When the user enters their credentials the bad guys log the username and password. The damage from a phishing attack can vary based on what information they have access to. For instance, a personal user may have their bank account siphoned or their identity stole. For a business, an attacker with access to an internal user’s computer can attempt to escalate their privileges and lock out system administrates.
Spear Phishing
Spear phishing is similar to phishing in that it attempts to trick a user. However, spear phishing attacks are designed to use personal information to get you to click a link.

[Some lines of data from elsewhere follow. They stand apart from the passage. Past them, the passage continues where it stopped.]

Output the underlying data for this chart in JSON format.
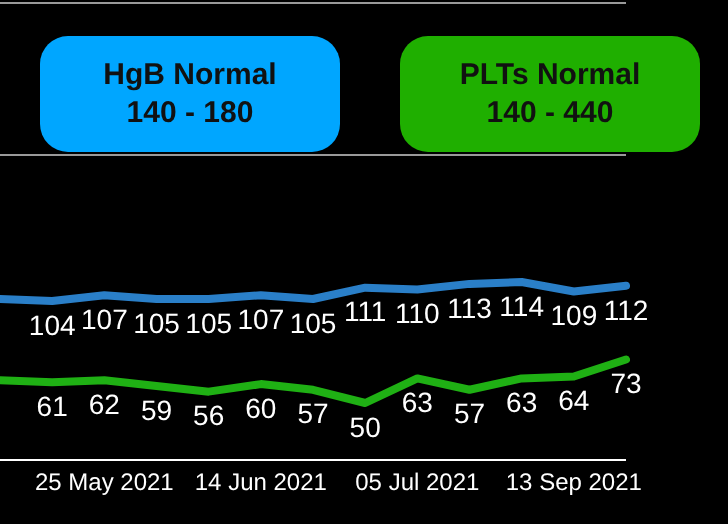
{
  "chart_data": {
    "type": "line",
    "categories": [
      null,
      null,
      "25 May 2021",
      null,
      null,
      "14 Jun 2021",
      null,
      null,
      "05 Jul 2021",
      null,
      null,
      "13 Sep 2021",
      null
    ],
    "series": [
      {
        "color": "#2a7fc8",
        "values": [
          105,
          104,
          107,
          105,
          105,
          107,
          105,
          111,
          110,
          113,
          114,
          109,
          112
        ],
        "value_labels": [
          null,
          "104",
          "107",
          "105",
          "105",
          "107",
          "105",
          "111",
          "110",
          "113",
          "114",
          "109",
          "112"
        ]
      },
      {
        "color": "#1fb014",
        "values": [
          62,
          61,
          62,
          59,
          56,
          60,
          57,
          50,
          63,
          57,
          63,
          64,
          73
        ],
        "value_labels": [
          null,
          "61",
          "62",
          "59",
          "56",
          "60",
          "57",
          "50",
          "63",
          "57",
          "63",
          "64",
          "73"
        ]
      }
    ],
    "annotations": [
      "HgB Normal\n140 - 180",
      "PLTs Normal\n140 - 440"
    ],
    "legend": false,
    "marker": "none",
    "line_style": "solid"
  }
}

They will also sometimes use urgency or a risk of monetary value to bait their victims.
For example, the email from Bank of America to Amy B shows that someone has attempted to access her account and that the bank has locked it. In order for Amy to resolve the issue all she has to do is click on the link to reset her password. The threat actors are hoping Amy will be panicked about her money, clicks the link, and then gives them her login information.
Whaling
Whaling is a type of phishing attack that targets a high-profile business executive or manager with more critical information to lose. Whaling emails are different from other phishing attacks in that the emails and web pages serving the scam appear to be official.
Threat actors can easily use information from executives with information posted on the company’s website or social media to craft a unique message.
Vishing
Vishing, the combination of voice and phishing, is a phishing attack that takes place over the phone, typically a VoIP (Voice over IP) line. Threat actors are able to use tools specific to VoIP systems, thereby hacking their auto dialers to send robo messages from a spoofed VoIP address.

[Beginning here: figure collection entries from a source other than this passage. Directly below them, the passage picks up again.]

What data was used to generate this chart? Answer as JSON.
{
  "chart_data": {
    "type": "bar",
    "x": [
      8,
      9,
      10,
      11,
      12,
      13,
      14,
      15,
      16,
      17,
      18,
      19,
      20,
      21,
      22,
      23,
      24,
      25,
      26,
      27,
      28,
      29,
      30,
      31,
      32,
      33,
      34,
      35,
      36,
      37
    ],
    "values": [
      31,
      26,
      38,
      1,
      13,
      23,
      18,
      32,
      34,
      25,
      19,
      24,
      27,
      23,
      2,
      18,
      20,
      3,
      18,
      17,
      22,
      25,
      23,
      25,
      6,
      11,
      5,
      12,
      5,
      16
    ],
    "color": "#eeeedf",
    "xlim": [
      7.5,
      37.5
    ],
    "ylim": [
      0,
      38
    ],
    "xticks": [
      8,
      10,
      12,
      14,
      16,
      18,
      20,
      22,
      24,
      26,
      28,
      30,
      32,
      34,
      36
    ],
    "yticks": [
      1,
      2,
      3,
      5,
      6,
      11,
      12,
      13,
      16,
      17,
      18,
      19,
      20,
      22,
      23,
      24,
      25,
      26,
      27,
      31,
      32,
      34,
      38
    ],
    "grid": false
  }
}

In 2018, nearly 48 billion robocalls were made in the U.S. in 2018, an increase of 57% over 30 billion in 2017, making vishing one of the fastest growing social engineering attack. In some cases threat actors will attempt to confuse you saying that your system is hacked and the password needs to be updated. Or that they need to request an urgent payment because they have some “information” on you. Sometimes, the bad guys will get clever by pretending to be friendly.
They may even ask questions like: what’s your dogs name, what street did you grow up on?, what was the color of your first car? Sound familiar?
Spam
Spam has been plaguing our inbox since the beginning. Spam is an attempt to send mass emails to large numbers of users. The emails are sometimes annoying solicitations or they can be scams or hoaxes.
You’re likely familiar with the popular Nigerian prince scam that’s responsible for millions in damages. In more recent history spam has been the primary delivery system for phishing emails carrying malware in email attachments and in hidden messages in images.
Pharming
Pharming is a type of social engineering attack that misdirects a user’s website’s traffic to a fake site. Similar to phishing, pharming occurs when code is installed on the computer that modifies the destination URL to the attacker’s. Pharming attacks typically take place by changing the hosts file on the computer or by exploiting a vulnerability in the DNS server software. Pharming can result in the loss of data, credit card information, or lead to identity loss.
Tailgating
Not all social engineering attacks are done remotely or with the use of an electronic device. Tailgating is a simpler type of social engineering attack where the threat actor gains physical access to a facility by following a user through a security check point. Common courtesy is often how the threat actors break in.
Holding a door for the person behind you, joining a crowd of people, and fooling authorized users into letting them in are all methods used. Businesses must have strict access control rules to prevent unauthorized individuals as well as employee training to quickly respond and report suspicious activity.
Shoulder Surfing
Shoulder surfing is a type of social engineering that refers to obtaining personal or private information through direct observation. It’s very easy for a threat actor to casually glance over the shoulder of employee to view their monitor.
Users should always be aware of their surroundings when using login names and passwords or when accessing sensitive data. This is especially true when using a computer, smartphone or ATM in a crowded area.
Dumpster Diving
Dumpster diving is social engineering reconnaissance. The threat actors are looking for any piece of information or clues they can get their hands on. They’re looking for account numbers, special events, contact names, numbers and more.
This information is then used in spear phishing and whaling attacks where personal identification information (PII) is used against the victim in an attempt to fool them. Dumpster diving is typically legal since trash does not have an owner, however, not all states abide to this law. It is also illegal to trespass on to someone’s property to then rummage through their trash.